Working in partnership with your child’s school
Every child has the right to participate, learn and achieve at school. The best outcomes are possible when families and schools work together.
As a parent, you expect your child to have the best quality education your chosen school or setting can offer. You play an important role in helping to make that happen. By sharing your knowledge of your child’s abilities, strengths and needs with the school, you become a partner in their education. Your belief that your child will learn and progress at school can also inspire others with the same confidence.
How can I build a good relationship with the school?
Working in partnership with the staff at your child’s school is just like building any other relationship. It’s about good communication, mutual respect and empathy.
Think about which school staff can support your child, and build your relationships with them. Get to know your child’s classroom teacher or homeroom teacher at secondary school, the year level coordinator, the integration or welfare coordinator and others who can help your child.
Check in with them regularly, be supportive of their work, share information and ideas, get involved at school, and use every opportunity you can to stay in touch. This might include using a communication book, emails and parent-teacher meetings, school events and assemblies.

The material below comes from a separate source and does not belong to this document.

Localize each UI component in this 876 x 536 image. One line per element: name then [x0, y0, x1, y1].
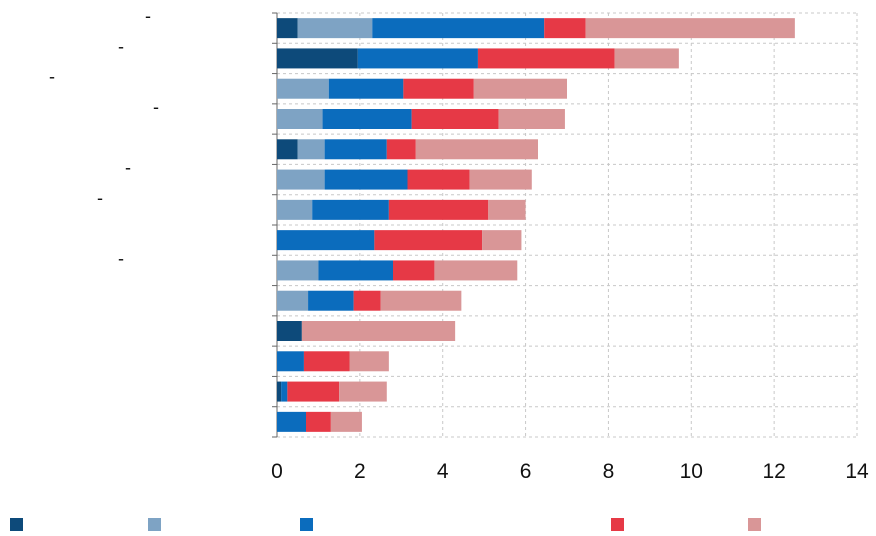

It’s worth putting in the time and energy to build these relationships when things are going well. Having a positive relationship with your child’s school can help if any problems arise.
Good communication between parents and schools is an essential part of working together. There are many ways to communicate with your child’s school. This can include formal meetings, parent-teacher interviews and a communication book as well as quick chats and email conversations. Find out what type of communication suits you both.
Being part of the school community
Families are important and valued members of the school community. When children and young people feel part of the school community they learn better. As well as learning new skills, a positive school experience also means being included, making friends and having a sense of belonging.
There are many ways to get involved at your child’s school such as helping in the classroom, going on excursions, joining committees and other activities. Not all parents are able to help out but for those who can, it’s another way to build a positive relationship with the school.
Getting involved at school can also help you to feel more included and able to make friends with other families that can help you support your child.